Advertisement

  1. ITV Report

Day two of defence in Narberth trial

Angelika Dries-Jenkins died at her home in June 2011 Photo: ITV News Wales

The man accused of the murder of west Wales pensioner Angelika Dries-Jenkins will take to the witness stand for a second day later.

66-year-old, Ms Dries-Jenkins, was discovered dead in the dining room of her home in Narberth in June last year.

John Mason, 55, from Llandissilio, is accused of torturing Angelika Dries-Jenkins for her credit card pin number before killing her in a brutal attack.

The prosecution also claim he was motivated by greed, withdrawing a thousand pounds from Ms Dries-Jenkins bank account to pay for a wedding he had planned with his girlfriend.

Yesterday, the court heard how Angelika Dries-Jenkins lived next door to John Mason's mother.

Giving evidence he told the court that he visited his mother "every other day".

Answering questions from defence barrister Christopher Clee QC Mason told the jury that he last saw Ms Dries-Jenkins from his mothers garden "two to two and a half weeks" before her death.

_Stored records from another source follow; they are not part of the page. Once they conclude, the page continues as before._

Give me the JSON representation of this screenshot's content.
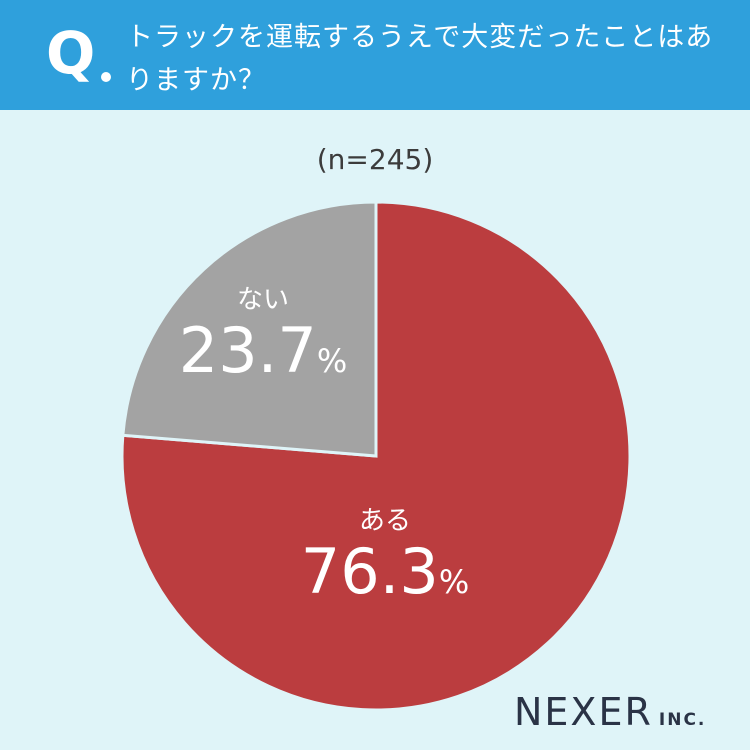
{
  "question": {
    "mark": "Q",
    "text": "トラックを運転するうえで大変だったことはありますか？"
  },
  "sample_size": "(n=245)",
  "chart_data": {
    "type": "pie",
    "categories": [
      "ある",
      "ない"
    ],
    "values": [
      76.3,
      23.7
    ],
    "value_labels": [
      "76.3",
      "23.7"
    ],
    "unit": "%",
    "colors": [
      "#bb3d3f",
      "#a3a3a3"
    ],
    "slice_border_color": "#dff4f8",
    "start_angle_deg": 0,
    "direction": "clockwise"
  },
  "logo": {
    "main": "NEXER",
    "sub": "INC."
  },
  "colors": {
    "header_bg": "#2fa0dc",
    "page_bg": "#dff4f8",
    "text_dark": "#3c3c3c",
    "logo": "#2a3346"
  }
}
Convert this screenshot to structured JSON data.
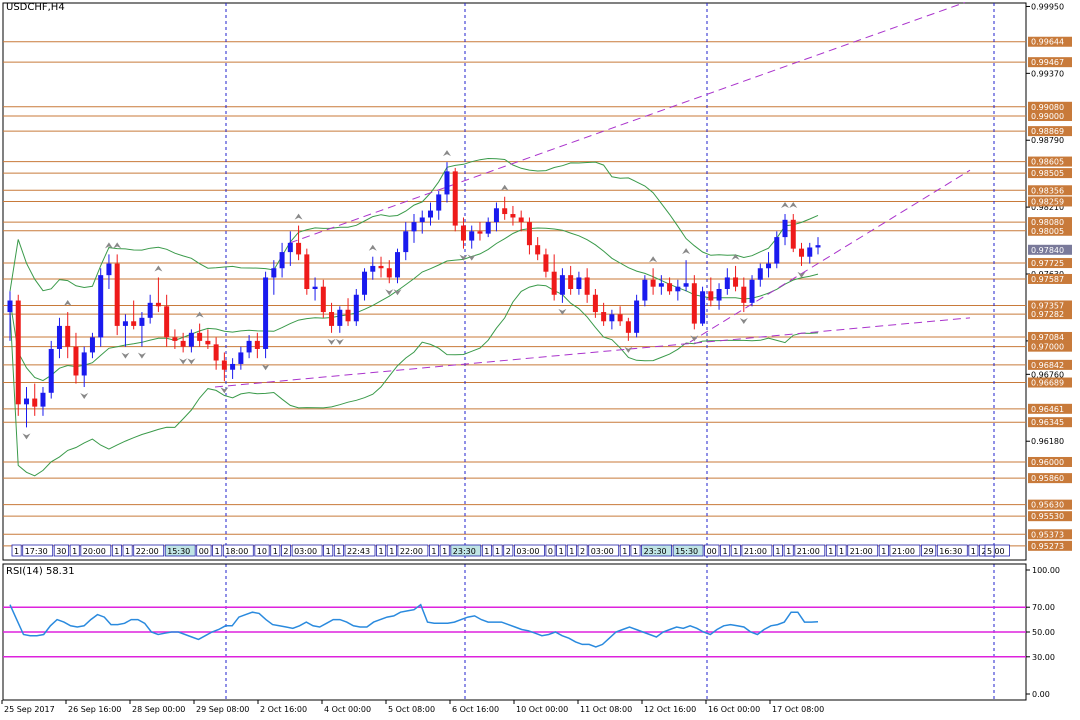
{
  "chart_data": {
    "type": "candlestick",
    "title": "USDCHF,H4",
    "symbol": "USDCHF",
    "timeframe": "H4",
    "price_axis": {
      "ylim": [
        0.9515,
        0.9998
      ],
      "ticks": [
        "0.99950",
        "0.99370",
        "0.98790",
        "0.98210",
        "0.97630",
        "0.97050",
        "0.96760",
        "0.96180"
      ]
    },
    "levels": [
      {
        "value": 0.99644,
        "label": "0.99644"
      },
      {
        "value": 0.99467,
        "label": "0.99467"
      },
      {
        "value": 0.9908,
        "label": "0.99080"
      },
      {
        "value": 0.99,
        "label": "0.99000"
      },
      {
        "value": 0.98869,
        "label": "0.98869"
      },
      {
        "value": 0.98605,
        "label": "0.98605"
      },
      {
        "value": 0.98505,
        "label": "0.98505"
      },
      {
        "value": 0.98356,
        "label": "0.98356"
      },
      {
        "value": 0.98259,
        "label": "0.98259"
      },
      {
        "value": 0.9808,
        "label": "0.98080"
      },
      {
        "value": 0.98005,
        "label": "0.98005"
      },
      {
        "value": 0.97725,
        "label": "0.97725"
      },
      {
        "value": 0.97587,
        "label": "0.97587"
      },
      {
        "value": 0.97357,
        "label": "0.97357"
      },
      {
        "value": 0.97282,
        "label": "0.97282"
      },
      {
        "value": 0.97084,
        "label": "0.97084"
      },
      {
        "value": 0.97,
        "label": "0.97000"
      },
      {
        "value": 0.96842,
        "label": "0.96842"
      },
      {
        "value": 0.96689,
        "label": "0.96689"
      },
      {
        "value": 0.96461,
        "label": "0.96461"
      },
      {
        "value": 0.96345,
        "label": "0.96345"
      },
      {
        "value": 0.96,
        "label": "0.96000"
      },
      {
        "value": 0.9586,
        "label": "0.95860"
      },
      {
        "value": 0.9563,
        "label": "0.95630"
      },
      {
        "value": 0.9553,
        "label": "0.95530"
      },
      {
        "value": 0.95373,
        "label": "0.95373"
      },
      {
        "value": 0.95273,
        "label": "0.95273"
      }
    ],
    "current_price": {
      "value": 0.9784,
      "label": "0.97840"
    },
    "level_color": "#c87a3a",
    "candles_ohlc": [
      [
        0.973,
        0.9748,
        0.9705,
        0.974
      ],
      [
        0.974,
        0.9745,
        0.964,
        0.965
      ],
      [
        0.965,
        0.9665,
        0.963,
        0.9655
      ],
      [
        0.9655,
        0.9668,
        0.964,
        0.9648
      ],
      [
        0.9648,
        0.9665,
        0.964,
        0.966
      ],
      [
        0.966,
        0.9705,
        0.9655,
        0.9698
      ],
      [
        0.9698,
        0.9725,
        0.969,
        0.9718
      ],
      [
        0.9718,
        0.973,
        0.969,
        0.97
      ],
      [
        0.97,
        0.9712,
        0.9668,
        0.9675
      ],
      [
        0.9675,
        0.97,
        0.9665,
        0.9695
      ],
      [
        0.9695,
        0.9712,
        0.969,
        0.9708
      ],
      [
        0.9708,
        0.9768,
        0.97,
        0.9762
      ],
      [
        0.9762,
        0.978,
        0.975,
        0.9772
      ],
      [
        0.9772,
        0.978,
        0.971,
        0.9718
      ],
      [
        0.9718,
        0.9728,
        0.97,
        0.9722
      ],
      [
        0.9722,
        0.974,
        0.9715,
        0.9718
      ],
      [
        0.9718,
        0.973,
        0.97,
        0.9725
      ],
      [
        0.9725,
        0.9745,
        0.972,
        0.9738
      ],
      [
        0.9738,
        0.976,
        0.973,
        0.9735
      ],
      [
        0.9735,
        0.9745,
        0.97,
        0.9708
      ],
      [
        0.9708,
        0.9715,
        0.9698,
        0.9705
      ],
      [
        0.9705,
        0.9712,
        0.9695,
        0.97
      ],
      [
        0.97,
        0.9715,
        0.9695,
        0.9712
      ],
      [
        0.9712,
        0.972,
        0.97,
        0.9705
      ],
      [
        0.9705,
        0.9715,
        0.9698,
        0.9702
      ],
      [
        0.9702,
        0.9708,
        0.968,
        0.9688
      ],
      [
        0.9688,
        0.9695,
        0.967,
        0.968
      ],
      [
        0.968,
        0.969,
        0.9672,
        0.9685
      ],
      [
        0.9685,
        0.97,
        0.968,
        0.9695
      ],
      [
        0.9695,
        0.971,
        0.969,
        0.9705
      ],
      [
        0.9705,
        0.9712,
        0.969,
        0.9698
      ],
      [
        0.9698,
        0.9765,
        0.969,
        0.976
      ],
      [
        0.976,
        0.9775,
        0.9745,
        0.9768
      ],
      [
        0.9768,
        0.979,
        0.976,
        0.9782
      ],
      [
        0.9782,
        0.98,
        0.977,
        0.979
      ],
      [
        0.979,
        0.9805,
        0.9775,
        0.978
      ],
      [
        0.978,
        0.9785,
        0.9745,
        0.975
      ],
      [
        0.975,
        0.976,
        0.974,
        0.9752
      ],
      [
        0.9752,
        0.9758,
        0.9725,
        0.973
      ],
      [
        0.973,
        0.9738,
        0.9712,
        0.9718
      ],
      [
        0.9718,
        0.9735,
        0.9712,
        0.9732
      ],
      [
        0.9732,
        0.9742,
        0.9718,
        0.9722
      ],
      [
        0.9722,
        0.975,
        0.9718,
        0.9745
      ],
      [
        0.9745,
        0.9768,
        0.974,
        0.9765
      ],
      [
        0.9765,
        0.9778,
        0.9758,
        0.977
      ],
      [
        0.977,
        0.9778,
        0.976,
        0.9768
      ],
      [
        0.9768,
        0.9775,
        0.9755,
        0.976
      ],
      [
        0.976,
        0.9785,
        0.9755,
        0.9782
      ],
      [
        0.9782,
        0.9808,
        0.9775,
        0.98
      ],
      [
        0.98,
        0.9815,
        0.979,
        0.9808
      ],
      [
        0.9808,
        0.9818,
        0.9798,
        0.9812
      ],
      [
        0.9812,
        0.9825,
        0.9805,
        0.9818
      ],
      [
        0.9818,
        0.9835,
        0.981,
        0.9832
      ],
      [
        0.9832,
        0.986,
        0.9825,
        0.9852
      ],
      [
        0.9852,
        0.9855,
        0.98,
        0.9805
      ],
      [
        0.9805,
        0.9812,
        0.9785,
        0.9792
      ],
      [
        0.9792,
        0.9805,
        0.9785,
        0.98
      ],
      [
        0.98,
        0.9808,
        0.9792,
        0.9798
      ],
      [
        0.9798,
        0.9812,
        0.9795,
        0.9808
      ],
      [
        0.9808,
        0.9825,
        0.98,
        0.982
      ],
      [
        0.982,
        0.983,
        0.981,
        0.9815
      ],
      [
        0.9815,
        0.9822,
        0.9805,
        0.9812
      ],
      [
        0.9812,
        0.9818,
        0.98,
        0.9808
      ],
      [
        0.9808,
        0.9812,
        0.978,
        0.9788
      ],
      [
        0.9788,
        0.9795,
        0.9775,
        0.978
      ],
      [
        0.978,
        0.9785,
        0.976,
        0.9765
      ],
      [
        0.9765,
        0.978,
        0.974,
        0.9745
      ],
      [
        0.9745,
        0.9768,
        0.9738,
        0.9762
      ],
      [
        0.9762,
        0.977,
        0.9745,
        0.975
      ],
      [
        0.975,
        0.9765,
        0.9745,
        0.976
      ],
      [
        0.976,
        0.9768,
        0.9738,
        0.9745
      ],
      [
        0.9745,
        0.975,
        0.9725,
        0.973
      ],
      [
        0.973,
        0.9738,
        0.9718,
        0.9722
      ],
      [
        0.9722,
        0.9732,
        0.9715,
        0.9728
      ],
      [
        0.9728,
        0.9735,
        0.9718,
        0.9722
      ],
      [
        0.9722,
        0.9725,
        0.9705,
        0.9712
      ],
      [
        0.9712,
        0.9745,
        0.9708,
        0.974
      ],
      [
        0.974,
        0.9762,
        0.9735,
        0.9758
      ],
      [
        0.9758,
        0.9768,
        0.9745,
        0.9752
      ],
      [
        0.9752,
        0.9762,
        0.9745,
        0.9755
      ],
      [
        0.9755,
        0.976,
        0.9745,
        0.9748
      ],
      [
        0.9748,
        0.9758,
        0.974,
        0.9752
      ],
      [
        0.9752,
        0.9775,
        0.9748,
        0.9755
      ],
      [
        0.9755,
        0.9762,
        0.9715,
        0.972
      ],
      [
        0.972,
        0.9752,
        0.9718,
        0.9748
      ],
      [
        0.9748,
        0.976,
        0.9735,
        0.974
      ],
      [
        0.974,
        0.9755,
        0.9732,
        0.975
      ],
      [
        0.975,
        0.9768,
        0.9745,
        0.976
      ],
      [
        0.976,
        0.977,
        0.9748,
        0.9752
      ],
      [
        0.9752,
        0.976,
        0.973,
        0.9738
      ],
      [
        0.9738,
        0.9762,
        0.9735,
        0.9758
      ],
      [
        0.9758,
        0.9772,
        0.9752,
        0.9768
      ],
      [
        0.9768,
        0.9782,
        0.976,
        0.9772
      ],
      [
        0.9772,
        0.98,
        0.9768,
        0.9795
      ],
      [
        0.9795,
        0.9815,
        0.9788,
        0.981
      ],
      [
        0.981,
        0.9815,
        0.9782,
        0.9785
      ],
      [
        0.9785,
        0.979,
        0.977,
        0.9778
      ],
      [
        0.9778,
        0.979,
        0.9772,
        0.9786
      ],
      [
        0.9786,
        0.9795,
        0.978,
        0.9788
      ]
    ],
    "trendlines": "dashed purple channel lines",
    "bollinger_bands": "green",
    "x_axis": {
      "labels": [
        "25 Sep 2017",
        "26 Sep 16:00",
        "28 Sep 00:00",
        "29 Sep 08:00",
        "2 Oct 16:00",
        "4 Oct 00:00",
        "5 Oct 08:00",
        "6 Oct 16:00",
        "10 Oct 00:00",
        "11 Oct 08:00",
        "12 Oct 16:00",
        "16 Oct 00:00",
        "17 Oct 08:00"
      ],
      "session_boxes": [
        "1",
        "17:30",
        "30",
        "1",
        "20:00",
        "1",
        "1",
        "22:00",
        "15:30",
        "00",
        "1",
        "18:00",
        "10",
        "1",
        "2",
        "03:00",
        "1",
        "1",
        "22:43",
        "1",
        "1",
        "22:00",
        "1",
        "1",
        "23:30",
        "1",
        "1",
        "2",
        "03:00",
        "0",
        "1",
        "1",
        "2",
        "03:00",
        "1",
        "1",
        "23:30",
        "15:30",
        "00",
        "1",
        "1",
        "21:00",
        "1",
        "1",
        "21:00",
        "1",
        "1",
        "21:00",
        "1",
        "21:00",
        "29",
        "16:30",
        "1",
        "21:00",
        "5"
      ]
    },
    "rsi": {
      "label": "RSI(14) 58.31",
      "period": 14,
      "value": 58.31,
      "ylim": [
        0,
        100
      ],
      "ticks": [
        "100.00",
        "70.00",
        "50.00",
        "30.00",
        "0.00"
      ],
      "levels": [
        70,
        50,
        30
      ],
      "values": [
        72,
        60,
        48,
        47,
        47,
        48,
        55,
        60,
        58,
        55,
        54,
        55,
        60,
        64,
        62,
        56,
        56,
        57,
        60,
        60,
        57,
        50,
        48,
        49,
        50,
        50,
        48,
        46,
        44,
        47,
        50,
        52,
        55,
        55,
        62,
        64,
        66,
        65,
        60,
        56,
        55,
        54,
        53,
        55,
        58,
        55,
        54,
        57,
        60,
        60,
        58,
        55,
        54,
        54,
        58,
        60,
        62,
        63,
        66,
        67,
        68,
        72,
        58,
        57,
        57,
        57,
        58,
        60,
        62,
        63,
        60,
        58,
        58,
        58,
        56,
        54,
        52,
        51,
        49,
        47,
        48,
        50,
        47,
        45,
        42,
        40,
        40,
        38,
        40,
        45,
        50,
        52,
        54,
        52,
        50,
        48,
        46,
        50,
        52,
        54,
        53,
        55,
        53,
        50,
        48,
        52,
        55,
        56,
        55,
        54,
        50,
        48,
        52,
        55,
        56,
        58,
        66,
        66,
        58,
        58,
        58.31
      ]
    }
  }
}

He went on to describe how he was invited into Angelika Dries-Jenkins home to view a photo of horses but then didn't speak to or see her after that.

Asked by Christopher Clee QC if he killed Angelika Dries-Jenkins, stealing her bank card and car, John Mason replied: "No, I did not".

A forensic team at Angelika Dries-Jenkins home in 2011 Credit: ITV News Wales

Mason was also cross examined by prosecution barrister Patrick Harrington QC

Mr Harrington asked John Mason whether a jumper with his and Angelika Dries-Jenkins DNA on it, found in a car park bin in Haverfordwest, was his.

Mason denied the jumper belonged to him.

Mason denies murder and robbery and the case continues.